Trágico não? Embora ela ainda cante bem e tenha talento, a discrepância entra a versão ao vivo e a de estúdio é gigantesca. E apenas peguei esse exemplo aí pra ilustrar. Quantas cantoras pop de sucesso mundial que usam playback em seus shows, simplesmente por não terem as mínimas condições de reproduzir naturalmente os sons obtidos no estúdio?

Cara, é por isso que eu gosto muito do heavy metal: o que é no estúdio, é ao vivo. Me lembro de quando fui no show do Iron Maiden em Curitiba em 2008. A acústica de lá era tão boa, e os caras tão bons ao vivo, que o som era perfeito. A voz do Bruce era a mesma de que se ouvir um cd. Os mesmos timbres sensacionais que estavam gravados em um cd, estavam sendo reproduzidos ali, na frente de milhares de pessoas, por uma pessoa com um talento incrível.

Obviamente que talento pra cantar não significa necessariamente sucesso. Vejamos o exemplo do punk: por mais que você seja fã do Sex Pistols, dizer que o cara canta muito é absurdo. O que vale alí e a atitude, e não apenas a música em sí. Mais quando se muda a voz de uma pessoa pra ela parecer que cante melhor, você está querendo mascarar alguma coisa, tentando fazer aquela pessoa melhor do que realmente é, tentando fazer com que ela demonstre um talento que na verdade não possui, e isso sim, é discutível. O que seriam de seus milhares de fãs, se as grandes divas do pop, e bandas coloridas chegassem e abrissem o jogo: nós não temos talento musical algum, isso é apenas efeito de computador. Um desastre comercial, certo? É por isso que nunca, jamais, veremos isso acontecer.

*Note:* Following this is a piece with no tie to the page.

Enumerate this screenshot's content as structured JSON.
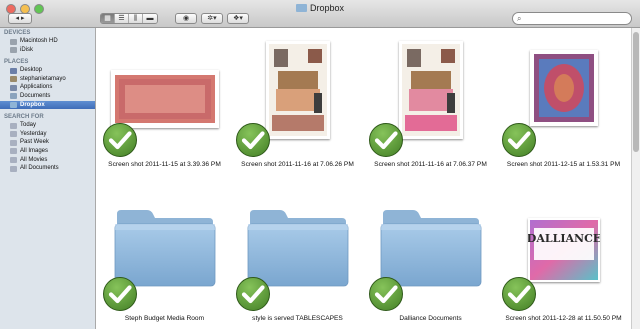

Resumindo: a música está nisso aí hoje em dia, pois, TALENTO PRA QUE ? Tudo o que você precisa é um visual esquisito (vide bandas coloridas, emos, Lady Gaga…), uma grande gravadora investindo MUITA GRANA em mídia/propaganda/divulgação, um público alvo bem definido, e um bom estúdio/produtores, e pronto: sucesso !

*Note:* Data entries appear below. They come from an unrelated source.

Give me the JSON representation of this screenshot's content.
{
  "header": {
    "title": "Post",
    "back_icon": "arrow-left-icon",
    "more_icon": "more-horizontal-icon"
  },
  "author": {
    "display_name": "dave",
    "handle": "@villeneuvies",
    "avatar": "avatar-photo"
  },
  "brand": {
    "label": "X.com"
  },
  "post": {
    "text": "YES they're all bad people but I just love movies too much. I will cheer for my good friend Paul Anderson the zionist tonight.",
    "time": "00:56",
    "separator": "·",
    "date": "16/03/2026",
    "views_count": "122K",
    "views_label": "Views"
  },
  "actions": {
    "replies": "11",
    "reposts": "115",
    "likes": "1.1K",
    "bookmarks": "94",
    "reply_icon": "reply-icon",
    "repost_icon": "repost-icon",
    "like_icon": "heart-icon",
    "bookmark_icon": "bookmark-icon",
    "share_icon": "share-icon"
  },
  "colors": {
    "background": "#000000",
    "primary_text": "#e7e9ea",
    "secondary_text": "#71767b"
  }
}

2 Respostas to “Pra ser Cantor Hoje, Precisa de Talento ?”

  1. a. 27 de agosto de 2010 às 9:27 PM #

    Concordo plenamente e acho que os artistas REALMENTE talentosos deveriam ter mais chances e as pessoas deveriam aprender a ver que nem tudo o que parece é.

  2. Roberto 16 de setembro de 2010 às 6:51 PM #

    Olá
    Essa questão do uso de equipamentos para correção de erros no vocal é muito interessante.
    Eu acredito que qualquer tecnologia que ajude o artísta a fazer um trabalho mais bonito é válida. Mas como em tudo, sempre há quem exagere e use as facilidades como muleta pra falta de treino ou preguiça de se aperfeiçoar. Cantar bem é só uma questão de muito treino.

    Outra coisa, os softwares de correção de afinação da voz não fazem milagres. Pro hip hop pode funcionar mas em outro estilos vai soar artificial e deslocado.

    Tenho um bom ouvido e costumo identificar quando essa correção força a barra. Usei alguma correção nas músicas que gravei mas apenas quando não havia outra saída ou fazia parte do conceito.

    Mas você não pode ser muito rígido com a diferença entre estúdio/palco. No estúdio as coisas costumam ser gravadas e regravadas até que se alcance a melhor performance. Ao vivo nem sempre o músico está nas melhores condições, por mais que se ensaie. A acústica é muito caprichosa e as vezes o retorno de som do vocalista dificulta um bom desempenho. O legal do ao vivo é a emoção que rola entre a banda e seu público, que nessas horas costuma relevar qualquer falha.

    Mas que é verdade que o palco brasileiro está tomado por música pobre, lá isso é.